Voce commentativa e metalinguistica, che chiosava i dialoghi vivaci fra le protagoniste, Carrie è di nuovo cantrice di una narrazione che dietro la trasgressione e l’umorismo, incarnato da Charlotte (quella che assomiglia di più alle donne perfette e convenzionali che la serie beffeggia amorevolmente), rivela tutta la sua genuina e misconosciuta vena di doloroso realismo, con personaggi di spessore lontani dalla farsa come dalla macchietta. L’eroina ultra fashion di Sex and the City si era congedata dopo aver finalmente stabilizzato la sua tumultuosa relazione con Mister Big. Carrie scendeva dal tacco dodici e con lei finiva una certa idea di moda e di mondo.

Qualcuno fatica a mandare giù che l’incarnazione stessa della libertà vivesse con un uomo tossico, una vera canaglia egocentrica, che tutto il cast fosse extra bianco e privilegiato, che le protagoniste parlassero di sessualità senza mezzi termini, che il femminismo di ieri non fosse insomma quello che è oggi. Se errori c’erano, lasciamoli al passato e alla sua epoca, che Sex and the City ha rivoluzionato rompendo i tabù sulla sessualità femminile e influenzando la televisione (Girls). A cinquantacinque anni, la cronista dell’amore porta fieramente i suoi capelli lunghi e le sue vertiginose Manolo Blahnik e ha qualcosa nello sguardo che impedisce qualsiasi sarcasmo. Il suo ricco guardaroba è trattato come quando aveva vent’anni: un simbolo di emancipazione e di unicità mentre oggi è sinonimo di abitudine gregaria.

Il lutto di Big, morto di una crisi cardiaca a cavallo di una cyclette che suona come un monito (non serve a niente correre, il peso degli anni finisce sempre per acciuffarci), spinge Carrie a un ritiro intimo che non è né rinuncia né tristezza. Inciampando su alterità o masturbazione, dibattendosi con l’assenza di Samantha, esiliata a Londra per giustificare il ‘gran rifiuto’ di Kim Cattrall, la ragazza di Manhattan si illustra in un podcast sul sesso interrogandosi non tanto sull’epoca ma sulla maniera di adattarvisi quando si è nati negli anni Sessanta.

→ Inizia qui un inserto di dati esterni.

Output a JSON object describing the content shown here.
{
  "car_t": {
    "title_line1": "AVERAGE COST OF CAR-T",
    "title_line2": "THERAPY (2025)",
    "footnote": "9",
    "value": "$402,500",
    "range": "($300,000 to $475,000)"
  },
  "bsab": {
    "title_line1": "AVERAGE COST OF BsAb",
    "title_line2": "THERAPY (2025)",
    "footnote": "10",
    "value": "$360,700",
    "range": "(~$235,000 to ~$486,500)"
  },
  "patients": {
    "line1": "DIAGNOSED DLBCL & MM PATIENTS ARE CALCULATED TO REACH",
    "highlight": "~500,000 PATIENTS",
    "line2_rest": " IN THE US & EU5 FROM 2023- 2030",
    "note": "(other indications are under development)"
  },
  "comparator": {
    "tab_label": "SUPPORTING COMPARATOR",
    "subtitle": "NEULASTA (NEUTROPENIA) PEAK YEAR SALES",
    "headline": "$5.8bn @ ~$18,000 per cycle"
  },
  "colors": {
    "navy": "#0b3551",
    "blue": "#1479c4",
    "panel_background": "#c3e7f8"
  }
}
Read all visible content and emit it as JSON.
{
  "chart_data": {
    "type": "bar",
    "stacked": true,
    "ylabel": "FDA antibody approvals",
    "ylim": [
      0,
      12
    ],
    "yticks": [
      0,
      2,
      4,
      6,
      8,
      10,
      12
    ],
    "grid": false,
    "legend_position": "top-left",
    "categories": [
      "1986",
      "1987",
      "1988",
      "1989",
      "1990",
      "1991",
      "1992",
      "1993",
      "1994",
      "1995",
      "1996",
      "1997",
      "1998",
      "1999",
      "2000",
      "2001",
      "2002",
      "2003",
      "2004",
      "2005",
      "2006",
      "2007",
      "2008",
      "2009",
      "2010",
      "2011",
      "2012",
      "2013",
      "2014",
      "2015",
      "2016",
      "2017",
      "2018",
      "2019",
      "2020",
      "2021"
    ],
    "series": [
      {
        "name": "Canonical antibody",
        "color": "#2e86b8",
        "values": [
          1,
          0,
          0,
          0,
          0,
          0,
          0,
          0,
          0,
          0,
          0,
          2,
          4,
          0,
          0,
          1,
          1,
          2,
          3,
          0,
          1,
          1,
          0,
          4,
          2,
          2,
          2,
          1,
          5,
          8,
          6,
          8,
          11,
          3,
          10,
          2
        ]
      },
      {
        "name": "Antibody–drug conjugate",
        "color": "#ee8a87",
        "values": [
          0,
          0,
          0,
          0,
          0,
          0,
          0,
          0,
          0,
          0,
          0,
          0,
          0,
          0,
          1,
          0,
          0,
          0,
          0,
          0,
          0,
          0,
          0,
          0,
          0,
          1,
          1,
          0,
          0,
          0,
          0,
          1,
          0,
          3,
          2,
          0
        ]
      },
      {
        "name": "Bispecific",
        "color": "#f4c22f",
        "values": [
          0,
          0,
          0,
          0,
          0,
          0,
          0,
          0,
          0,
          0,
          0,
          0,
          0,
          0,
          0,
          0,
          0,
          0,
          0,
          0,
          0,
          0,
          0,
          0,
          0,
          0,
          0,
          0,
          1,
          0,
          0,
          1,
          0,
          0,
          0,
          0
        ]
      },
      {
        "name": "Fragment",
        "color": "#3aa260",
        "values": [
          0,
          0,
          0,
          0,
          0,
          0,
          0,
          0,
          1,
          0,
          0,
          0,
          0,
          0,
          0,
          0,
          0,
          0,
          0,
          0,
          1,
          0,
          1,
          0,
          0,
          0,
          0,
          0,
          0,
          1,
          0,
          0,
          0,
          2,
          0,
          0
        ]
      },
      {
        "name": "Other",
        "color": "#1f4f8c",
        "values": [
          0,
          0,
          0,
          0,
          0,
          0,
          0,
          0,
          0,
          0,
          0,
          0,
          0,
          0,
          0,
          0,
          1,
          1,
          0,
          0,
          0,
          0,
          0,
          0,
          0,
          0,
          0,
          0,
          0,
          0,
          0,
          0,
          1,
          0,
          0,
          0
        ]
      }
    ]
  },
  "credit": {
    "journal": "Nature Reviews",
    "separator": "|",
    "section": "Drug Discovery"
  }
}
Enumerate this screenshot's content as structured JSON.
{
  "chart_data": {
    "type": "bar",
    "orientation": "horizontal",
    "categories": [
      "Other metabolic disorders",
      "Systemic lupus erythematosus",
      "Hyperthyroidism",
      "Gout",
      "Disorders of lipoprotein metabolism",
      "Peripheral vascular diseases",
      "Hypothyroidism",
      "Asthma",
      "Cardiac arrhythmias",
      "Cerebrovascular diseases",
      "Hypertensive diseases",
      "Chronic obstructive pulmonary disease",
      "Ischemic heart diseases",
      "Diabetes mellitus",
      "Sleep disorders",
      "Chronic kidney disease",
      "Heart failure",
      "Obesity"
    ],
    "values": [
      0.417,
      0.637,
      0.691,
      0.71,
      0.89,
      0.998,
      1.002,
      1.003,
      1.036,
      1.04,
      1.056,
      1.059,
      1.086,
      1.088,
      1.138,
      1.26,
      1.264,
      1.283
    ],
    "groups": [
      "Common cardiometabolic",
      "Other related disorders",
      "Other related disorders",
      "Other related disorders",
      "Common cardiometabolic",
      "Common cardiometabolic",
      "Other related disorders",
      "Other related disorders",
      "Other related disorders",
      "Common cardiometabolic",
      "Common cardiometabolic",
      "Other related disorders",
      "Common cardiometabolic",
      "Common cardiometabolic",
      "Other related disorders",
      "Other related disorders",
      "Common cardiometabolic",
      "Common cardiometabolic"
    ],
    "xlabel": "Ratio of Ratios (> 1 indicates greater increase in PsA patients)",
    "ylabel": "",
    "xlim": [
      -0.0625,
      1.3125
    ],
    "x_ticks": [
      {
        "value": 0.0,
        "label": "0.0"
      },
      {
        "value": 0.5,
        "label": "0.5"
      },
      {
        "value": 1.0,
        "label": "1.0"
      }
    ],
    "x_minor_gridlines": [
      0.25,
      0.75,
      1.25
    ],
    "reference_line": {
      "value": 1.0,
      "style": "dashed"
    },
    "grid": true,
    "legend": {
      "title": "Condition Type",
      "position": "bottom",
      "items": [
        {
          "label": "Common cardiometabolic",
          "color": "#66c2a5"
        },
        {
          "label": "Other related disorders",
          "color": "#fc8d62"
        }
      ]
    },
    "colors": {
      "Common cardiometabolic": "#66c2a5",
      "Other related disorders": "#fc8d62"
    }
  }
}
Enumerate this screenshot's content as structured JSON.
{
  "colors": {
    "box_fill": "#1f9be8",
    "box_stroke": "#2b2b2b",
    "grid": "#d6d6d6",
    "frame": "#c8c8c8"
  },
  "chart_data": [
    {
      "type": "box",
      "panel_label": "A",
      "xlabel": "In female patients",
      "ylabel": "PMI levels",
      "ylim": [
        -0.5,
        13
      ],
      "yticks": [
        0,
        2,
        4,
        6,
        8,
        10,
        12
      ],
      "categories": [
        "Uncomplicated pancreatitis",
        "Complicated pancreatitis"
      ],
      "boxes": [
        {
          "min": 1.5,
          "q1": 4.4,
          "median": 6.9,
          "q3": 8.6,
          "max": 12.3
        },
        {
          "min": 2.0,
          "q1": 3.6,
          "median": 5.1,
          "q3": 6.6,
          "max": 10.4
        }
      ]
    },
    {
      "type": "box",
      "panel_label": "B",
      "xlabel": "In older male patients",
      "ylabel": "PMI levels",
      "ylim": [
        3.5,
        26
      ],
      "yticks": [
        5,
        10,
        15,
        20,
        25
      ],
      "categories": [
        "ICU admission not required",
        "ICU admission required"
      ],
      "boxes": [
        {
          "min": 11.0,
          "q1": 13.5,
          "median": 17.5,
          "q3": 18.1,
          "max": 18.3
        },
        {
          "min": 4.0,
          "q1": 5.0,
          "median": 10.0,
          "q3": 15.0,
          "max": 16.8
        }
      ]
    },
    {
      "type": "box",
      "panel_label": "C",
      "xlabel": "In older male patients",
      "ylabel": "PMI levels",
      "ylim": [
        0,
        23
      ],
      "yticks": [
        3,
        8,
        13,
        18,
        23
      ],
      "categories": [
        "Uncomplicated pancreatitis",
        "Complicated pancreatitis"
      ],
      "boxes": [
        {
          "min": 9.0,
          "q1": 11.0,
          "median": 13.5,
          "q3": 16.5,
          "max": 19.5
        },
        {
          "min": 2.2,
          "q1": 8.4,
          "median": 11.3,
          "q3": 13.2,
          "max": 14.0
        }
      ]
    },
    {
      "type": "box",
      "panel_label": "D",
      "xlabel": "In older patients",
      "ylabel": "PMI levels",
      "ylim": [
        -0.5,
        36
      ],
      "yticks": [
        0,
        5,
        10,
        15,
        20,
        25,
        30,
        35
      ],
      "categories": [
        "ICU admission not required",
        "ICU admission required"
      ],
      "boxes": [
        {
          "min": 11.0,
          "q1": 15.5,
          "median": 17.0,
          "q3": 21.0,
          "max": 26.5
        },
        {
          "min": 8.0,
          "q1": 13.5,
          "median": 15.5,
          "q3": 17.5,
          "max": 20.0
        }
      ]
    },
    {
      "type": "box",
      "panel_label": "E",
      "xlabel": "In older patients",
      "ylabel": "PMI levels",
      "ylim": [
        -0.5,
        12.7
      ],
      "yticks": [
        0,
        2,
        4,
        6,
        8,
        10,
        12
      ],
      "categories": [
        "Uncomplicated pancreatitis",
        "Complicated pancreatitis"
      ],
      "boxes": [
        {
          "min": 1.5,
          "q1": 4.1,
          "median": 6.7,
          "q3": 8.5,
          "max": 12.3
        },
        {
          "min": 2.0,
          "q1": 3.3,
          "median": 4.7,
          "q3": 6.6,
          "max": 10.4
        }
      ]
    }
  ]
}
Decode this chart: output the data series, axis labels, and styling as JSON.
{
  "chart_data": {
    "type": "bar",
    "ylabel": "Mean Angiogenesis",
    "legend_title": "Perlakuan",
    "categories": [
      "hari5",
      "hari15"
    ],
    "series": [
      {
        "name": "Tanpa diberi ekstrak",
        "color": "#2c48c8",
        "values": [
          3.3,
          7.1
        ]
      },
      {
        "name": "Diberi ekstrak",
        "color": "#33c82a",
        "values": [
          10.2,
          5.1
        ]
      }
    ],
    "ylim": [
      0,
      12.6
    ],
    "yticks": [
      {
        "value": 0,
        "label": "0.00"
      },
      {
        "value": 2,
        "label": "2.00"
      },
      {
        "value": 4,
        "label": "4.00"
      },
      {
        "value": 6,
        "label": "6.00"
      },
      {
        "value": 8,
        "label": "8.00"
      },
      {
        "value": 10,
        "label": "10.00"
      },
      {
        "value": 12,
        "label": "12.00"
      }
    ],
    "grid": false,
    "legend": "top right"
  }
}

Il dramma che la colpisce prende la forma di un abito nero, di un velo sugli occhi e di una vita privata d’un tratto dell’amore. Un dramma che precipita la serie in una nuova dimensione a cui contribuisce anche l’assenza di Samantha, il personaggio più libero sessualmente ma anche più ‘sensibile’ agli effetti del tempo che passa. Il meno accomodante. Carrie, Miranda, Charlotte e perfino Stanford e Marcus si adattano alla nuova ‘stagione’. A colpi di pudore, quelle che due decenni prima incarnavano una forma di cool, tengono il colpo e forniscono risposte più ponderate mettendo in luce quello che Sex and the City aveva solo sfiorato. A cominciare da quell’avvenimento sismico e indissociabile dal fatto stesso di aver vissuto: la perdita dell’essere amato.

Uno schiocco di dita e la vita cambia, il tempo non vale più se non per torturarci. Ma col lutto la serie assume la forma che più le conviene, tutta la sua malinconica e tutta la sua perseveranza. And just like that…Carrie ritrova un bacio vero, Charlotte la ‘fede’ in se stessa, Miranda i suoi capelli rossi.